Since all these pieces of evidence are independent, p(D_0,D_1,D_2|\mathcal{H})=p(D_0|\mathcal{H})p(D_1|\mathcal{H})p(D_2|\mathcal{H}). Thus, the Bayes factor for all evidence is between 100,000 and 10,000,000. Now, multiplying by the prior probability, this gives a posterior probability ratio, F, between 0.5 and 50. With the new evidence taken into account, there is no longer strong evidence that the defendant is guilty even in the best case scenario for the prosecution. Convicting someone with a posterior probability ratio of 50 would falsely convict people 2% of the time, which seems like an unacceptable rate if one is taking the notion of innocent until proven guilty seriously. Note that as long as the order of magnitude of each of the Bayes factor estimates doesn't change, the final result will also not change by more than 1 order of magnitude, so the outcome is fairly robust.

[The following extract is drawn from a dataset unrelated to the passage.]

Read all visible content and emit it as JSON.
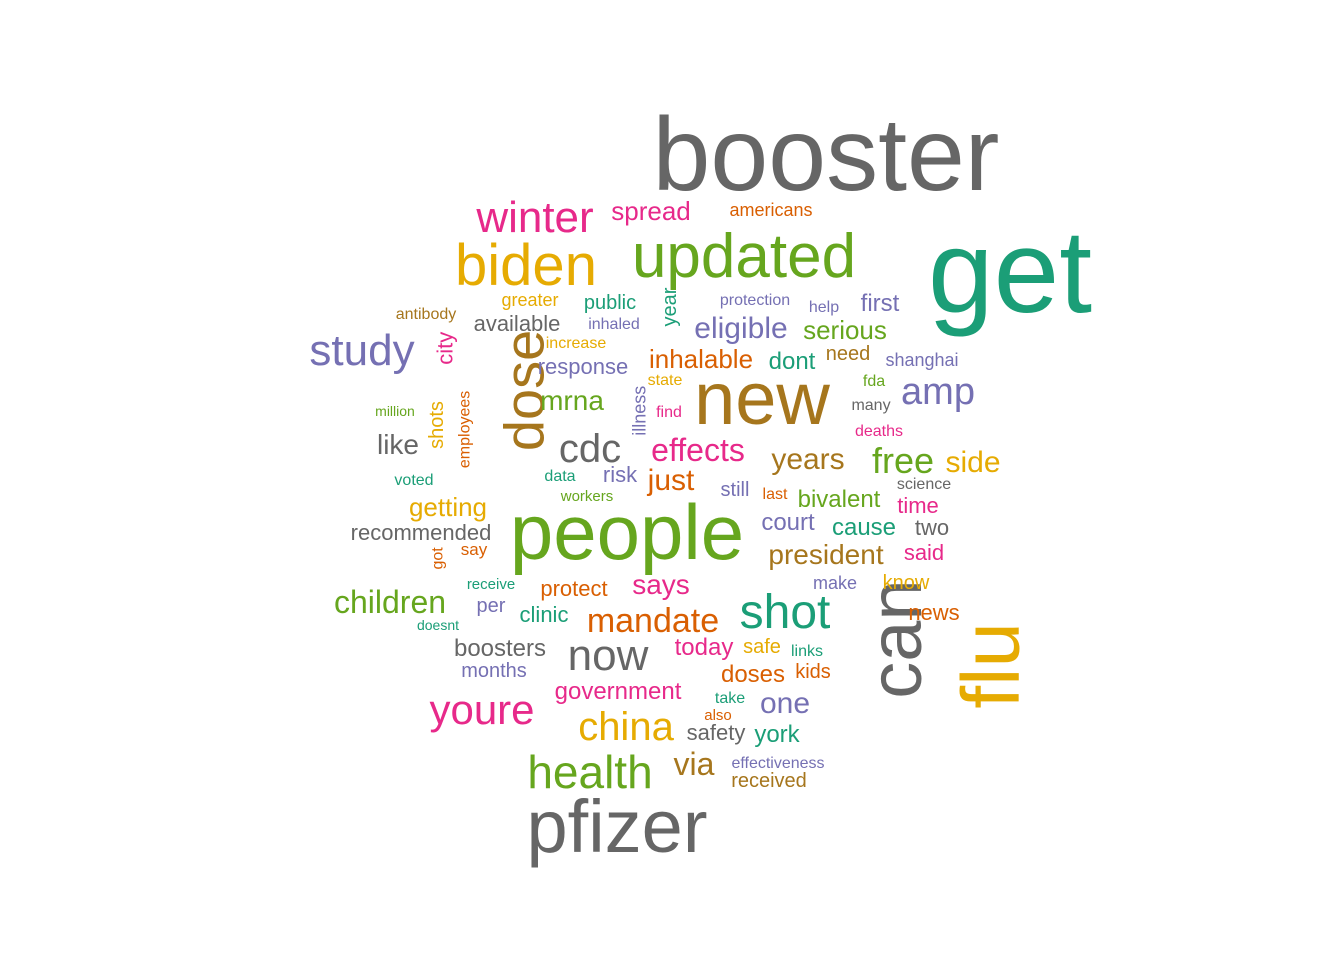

While this line of logic was presented to the jurors during the trial, the jurors still found the defendant guilty. The judge took objection to coming out with a definite number for the odds of guilt when the assumptions going into it are uncertain, though as argued before, for any reasonable choice, these numbers cannot change too much [2]. It seems that without formal training in statistics, it was difficult to accept these rules as "objective," even though this is a provably, well-defined, mathematical way to arrive at a decision. If common sense and the rules of logic and probability are really what jurors are considering to reach their decision, this has to be the outcome that they reach. [3] argues that to not believe the outcome of a Bayesian argument like this would be akin to not believing the result of a long division calculation done on a calculator.

The most common objection to Bayesian reasoning (though apparently not the one the judges in R v. Adams had) is that the choice of prior can be somewhat arbitrary. In the example above, in the estimation of people that could have committed the crime, I could take people who were on the same block, the same neighborhood, the same city, or maybe even the same state. Each of these would certainly give different answers, so care must be taken to choose appropriate values for the prior. This doesn't make the method wrong or unobjective. It is just that the method cannot start with no absolutely no assumptions. Given a basic assumption, though, it provides a systematic way to see how the basic assumption changes when all the evidence is considered.

This problem seems to stem from a misunderstanding of basic statistics by the jury, attorneys, and judges. Another example of this is the U.K. Judge Edwards-Stuart who claimed that putting a probability on an event that has already happened is "pseudo-mathematics" [4]. This just shows the judge's ignorance, as this is precisely the type of problem Bayesian inference can explain. It is a shame that in the U.K. Bayesian reasoning is actively discouraged due to R v. Adams, as this is the only rigorous way to deal with these types of problems. I wasn't able to find any specific examples in the U.S., but I assume the "fear" of Bayesian statistics in courts here is similar to the case in the U.K.

References
1. Jeffreys, H. 1998. The Theory of Probability.
2. Lynch, M. and McNally, M., 2003. “Science,” “common sense,” and DNA evidence: a legal controversy about the public understanding of science. Public Understanding of Science, 12-1, 83-103.
3. Fenton, N. and Neil, M., 2011. Avoiding Probabilistic Reasoning Fallacies in Legal Practice using Bayesian Networks. Austl. J. Leg. Phil., 36, 114-151.
4. Nulty and Others v. Milton Keynes Borough Council, 2013. EWCA Civ 15.